If you've ever tried to add type hints to code using NumPy, you've probably noticed that the built-in type annotations for arrays are not very useful:

import numpy as np

def translate_box(corners: np.ndarray) -> np.ndarray:
    # What are the dimensions? What's the data type? 🤷
    return corners + ?

The NumPy typing module provides an alias NDArray, but it doesn't support shape information. Only data types can be specified, like this:

...
from numpy.typing import NDArray

def translate_box(corners: NDArray[np.float32]) -> NDArray[np.float32]:
    # But that's not very helpful, is it? We still don't know how the corners are represented.
    return corners + ?

You can be more specific if you use ndarray directly, but now it becomes very verbose:

...

def translate_box(corners: np.ndarray[tuple[int, int], np.dtype[np.float32]]) -> np.ndarray[tuple[int, int], np.dtype[np.float32]]:
    # Still, you don't know if a row represents a point, or if the columns represent points. Is it 2D or 3D?
    return corners + ?

If you want to specify the exact shape, then it's even worse:

...
from typing import Literal

def translate_box(
    corners: np.ndarray[tuple[Literal[8], Literal[3]], np.dtype[np.float32]]
) -> np.ndarray[tuple[Literal[8], Literal[3]], np.dtype[np.float32]]:
    translation = np.array([1.0, -1.0, 0.0], dtype=corners.dtype)
    return corners + translation[np.newaxis, :]  # NumPy would also lose the type information here

NumTypes alleviates this issue by providing more concise syntax that:

  • documents the array shapes and data types at the desired specificity,
  • tells your type checker what to expect, and
  • helps it out whenever it gets confused by NumPy.
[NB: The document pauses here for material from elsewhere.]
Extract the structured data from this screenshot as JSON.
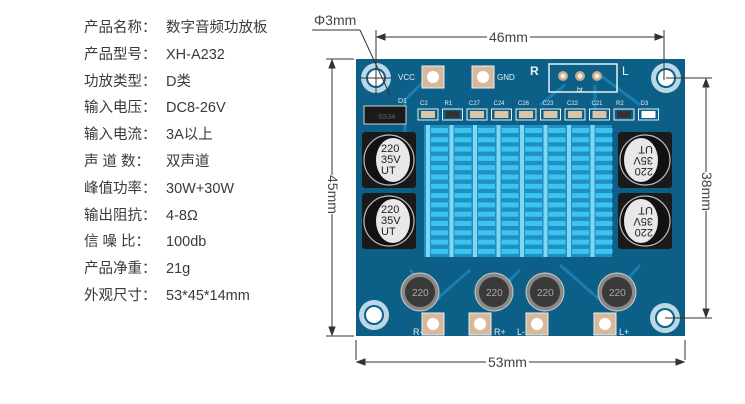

This library doesn't do any magic, it just provides sensible type aliases and leverages existing typing features (like type guards) in Python to give you better type hints. In fact, it's such a thin wrapper around NumPy's existing types that you could implement it yourself! But doing it every time for every project is tedious, so this library does it for you.

✨ Features

  • Precise shape typing - Specify exact dimensions or use wildcards for flexibility
  • dtype support - Full support for NumPy data types
  • Runtime shape validation - Verify array shapes at runtime with shape_of(), while helping your type checker in the process
  • Convenient & concise aliases - Vector, Matrix, IntArray, BoolArray, and more
  • Pyright compatible - Tested and working with Pyright/Pylance
  • Minimal overhead - Runtime validation is optional, lightweight and can easily be disabled

📦 Installation

pip install numtypes

🚀 Quick Start

The above use case can be simplified with NumTypes like this:

from numtypes import FloatArray, Dims, D

def translate_box(corners: FloatArray[Dims[D[8], D[3]]]) -> FloatArray[Dims[D[8], D[3]]]:
    translation = np.array([1.0, -1.0, 0.0], dtype=corners.dtype)
    result = corners + translation[np.newaxis, :]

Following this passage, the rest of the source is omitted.